Schools that waste money or get poor results do not have to answer to their consumers for shortcomings= lower standards of achievement for pupils, a less qualified workforce and a less prosperous economy.
Role of the State
The State imposes a framework on schools that they have to compete in. By publishing Ofsted inspection reports and league tables of school's exam results, the state gives parents information to make a more informed choice.
The state ensures that schools transmit a shared culture. By imposing a single national curriculum, it guarantees that schools socialise pupils into a single cultural heritage.

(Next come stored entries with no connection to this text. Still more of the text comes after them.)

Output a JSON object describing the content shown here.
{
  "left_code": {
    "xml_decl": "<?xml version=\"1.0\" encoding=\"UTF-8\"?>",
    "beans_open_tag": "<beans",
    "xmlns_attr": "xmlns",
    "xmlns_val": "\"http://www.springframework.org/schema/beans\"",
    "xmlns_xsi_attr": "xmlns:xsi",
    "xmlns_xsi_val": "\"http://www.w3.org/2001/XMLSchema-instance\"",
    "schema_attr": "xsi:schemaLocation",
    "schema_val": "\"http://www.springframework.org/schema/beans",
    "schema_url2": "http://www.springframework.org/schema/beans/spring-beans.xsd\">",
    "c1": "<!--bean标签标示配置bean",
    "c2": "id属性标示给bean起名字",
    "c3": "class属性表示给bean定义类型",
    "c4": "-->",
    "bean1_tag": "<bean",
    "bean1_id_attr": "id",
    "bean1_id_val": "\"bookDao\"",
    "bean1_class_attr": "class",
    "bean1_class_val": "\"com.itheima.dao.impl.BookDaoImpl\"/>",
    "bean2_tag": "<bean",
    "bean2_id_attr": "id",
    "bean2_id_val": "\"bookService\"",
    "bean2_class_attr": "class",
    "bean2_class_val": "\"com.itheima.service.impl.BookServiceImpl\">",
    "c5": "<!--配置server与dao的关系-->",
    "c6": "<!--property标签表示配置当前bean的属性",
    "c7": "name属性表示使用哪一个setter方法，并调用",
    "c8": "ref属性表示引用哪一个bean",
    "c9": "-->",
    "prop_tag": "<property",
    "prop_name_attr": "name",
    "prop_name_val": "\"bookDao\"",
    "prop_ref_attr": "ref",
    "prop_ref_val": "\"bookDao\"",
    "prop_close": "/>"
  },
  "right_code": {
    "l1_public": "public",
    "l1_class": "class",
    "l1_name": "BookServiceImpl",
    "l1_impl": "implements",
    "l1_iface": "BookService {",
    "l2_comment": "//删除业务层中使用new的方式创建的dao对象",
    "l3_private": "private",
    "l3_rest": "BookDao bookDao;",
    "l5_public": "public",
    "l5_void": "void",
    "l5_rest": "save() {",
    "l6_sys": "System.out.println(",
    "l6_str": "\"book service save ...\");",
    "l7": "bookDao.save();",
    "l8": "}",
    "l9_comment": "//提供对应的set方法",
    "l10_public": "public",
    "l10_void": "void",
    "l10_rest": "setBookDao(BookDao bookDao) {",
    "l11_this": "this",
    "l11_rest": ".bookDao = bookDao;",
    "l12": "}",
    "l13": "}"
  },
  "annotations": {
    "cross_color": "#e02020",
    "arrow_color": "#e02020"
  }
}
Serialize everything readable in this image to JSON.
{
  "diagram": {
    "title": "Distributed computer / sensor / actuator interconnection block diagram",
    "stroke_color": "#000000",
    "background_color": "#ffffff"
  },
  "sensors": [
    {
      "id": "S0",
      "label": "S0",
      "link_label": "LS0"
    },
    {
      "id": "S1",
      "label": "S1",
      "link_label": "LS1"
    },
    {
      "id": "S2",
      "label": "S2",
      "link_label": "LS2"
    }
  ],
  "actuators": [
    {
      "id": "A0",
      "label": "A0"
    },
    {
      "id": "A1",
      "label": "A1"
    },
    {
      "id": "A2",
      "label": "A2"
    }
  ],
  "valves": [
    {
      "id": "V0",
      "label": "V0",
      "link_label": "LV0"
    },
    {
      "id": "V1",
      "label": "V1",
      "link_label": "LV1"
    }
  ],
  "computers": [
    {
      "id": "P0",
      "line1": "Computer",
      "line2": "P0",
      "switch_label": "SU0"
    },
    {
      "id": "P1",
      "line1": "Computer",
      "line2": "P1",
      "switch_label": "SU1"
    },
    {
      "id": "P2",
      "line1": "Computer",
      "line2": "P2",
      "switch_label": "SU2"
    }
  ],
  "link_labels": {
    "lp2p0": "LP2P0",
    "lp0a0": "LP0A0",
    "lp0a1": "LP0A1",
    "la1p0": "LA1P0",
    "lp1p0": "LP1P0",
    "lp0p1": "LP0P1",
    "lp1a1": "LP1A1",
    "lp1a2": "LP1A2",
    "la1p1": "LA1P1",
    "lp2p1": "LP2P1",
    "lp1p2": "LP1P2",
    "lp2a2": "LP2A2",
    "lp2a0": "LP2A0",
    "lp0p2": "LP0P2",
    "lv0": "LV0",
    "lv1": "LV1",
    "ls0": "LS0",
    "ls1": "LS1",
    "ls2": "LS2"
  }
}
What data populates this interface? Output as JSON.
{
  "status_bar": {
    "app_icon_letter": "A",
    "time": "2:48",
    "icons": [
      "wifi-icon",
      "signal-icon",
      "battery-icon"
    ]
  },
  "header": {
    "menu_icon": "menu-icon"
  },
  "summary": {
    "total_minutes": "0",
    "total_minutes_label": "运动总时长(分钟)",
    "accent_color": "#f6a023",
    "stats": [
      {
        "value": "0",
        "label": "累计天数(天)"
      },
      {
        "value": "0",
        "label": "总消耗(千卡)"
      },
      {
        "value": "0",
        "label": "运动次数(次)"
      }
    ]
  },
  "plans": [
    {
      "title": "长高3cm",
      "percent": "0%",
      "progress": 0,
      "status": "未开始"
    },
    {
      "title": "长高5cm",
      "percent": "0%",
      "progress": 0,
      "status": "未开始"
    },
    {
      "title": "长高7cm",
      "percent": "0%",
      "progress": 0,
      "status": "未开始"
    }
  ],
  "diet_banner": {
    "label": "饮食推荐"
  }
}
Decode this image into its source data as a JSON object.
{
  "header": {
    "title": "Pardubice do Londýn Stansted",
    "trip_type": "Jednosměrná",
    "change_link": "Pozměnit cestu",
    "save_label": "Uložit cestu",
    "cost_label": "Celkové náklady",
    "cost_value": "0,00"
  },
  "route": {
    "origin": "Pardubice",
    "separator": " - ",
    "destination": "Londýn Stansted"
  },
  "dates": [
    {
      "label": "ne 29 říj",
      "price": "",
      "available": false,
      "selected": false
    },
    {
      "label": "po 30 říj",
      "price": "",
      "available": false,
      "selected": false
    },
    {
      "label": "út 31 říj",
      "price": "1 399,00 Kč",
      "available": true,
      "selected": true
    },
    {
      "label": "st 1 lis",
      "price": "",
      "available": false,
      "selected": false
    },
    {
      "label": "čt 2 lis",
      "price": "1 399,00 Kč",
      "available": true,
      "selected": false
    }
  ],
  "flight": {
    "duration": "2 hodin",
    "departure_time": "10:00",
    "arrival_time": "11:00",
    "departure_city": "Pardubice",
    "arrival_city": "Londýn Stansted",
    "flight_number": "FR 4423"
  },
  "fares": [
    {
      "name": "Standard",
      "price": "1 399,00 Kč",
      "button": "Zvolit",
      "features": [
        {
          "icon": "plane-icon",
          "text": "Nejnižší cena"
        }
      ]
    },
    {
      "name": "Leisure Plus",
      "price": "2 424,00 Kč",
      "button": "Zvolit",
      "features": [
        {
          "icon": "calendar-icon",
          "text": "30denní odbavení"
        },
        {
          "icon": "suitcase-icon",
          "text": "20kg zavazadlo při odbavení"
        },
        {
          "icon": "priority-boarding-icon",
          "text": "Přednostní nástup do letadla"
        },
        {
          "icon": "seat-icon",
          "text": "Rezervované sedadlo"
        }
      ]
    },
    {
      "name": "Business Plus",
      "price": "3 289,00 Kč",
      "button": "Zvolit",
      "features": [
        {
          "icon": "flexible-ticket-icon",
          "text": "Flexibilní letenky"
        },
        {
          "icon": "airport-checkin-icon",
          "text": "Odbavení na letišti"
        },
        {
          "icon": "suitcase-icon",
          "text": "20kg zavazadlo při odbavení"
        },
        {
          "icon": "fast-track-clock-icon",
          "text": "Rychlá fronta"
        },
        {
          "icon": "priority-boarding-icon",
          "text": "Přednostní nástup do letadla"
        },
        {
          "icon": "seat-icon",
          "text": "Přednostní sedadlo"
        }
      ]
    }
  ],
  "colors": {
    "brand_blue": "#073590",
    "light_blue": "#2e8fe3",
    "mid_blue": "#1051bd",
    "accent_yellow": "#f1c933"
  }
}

New Right still sees an importance for the state in fulfilling 2 roles:
Education should affirm the national identity e.g. curriculum should emphasise Britain's positive role in world history, teach British literature, and schools should include Christian worship as Christianity is Britain's main religion. This integrates pupils into a single set of traditions and cultural values. Thus, they oppose multicultural education.
Evaluation
Real cause of low educational standards is not state control, it is social inequality and inadequate funding of state schools.
Marxists: education does not impose a shared national culture, it imposes the culture of the dominant minority ruling class, devaluing the culture of the w/c and ethnic minorities.
Gerwitz and Ball:
competition between schools benefits the m/c who can use their cultural and economic capital to gain access to more desirable schools.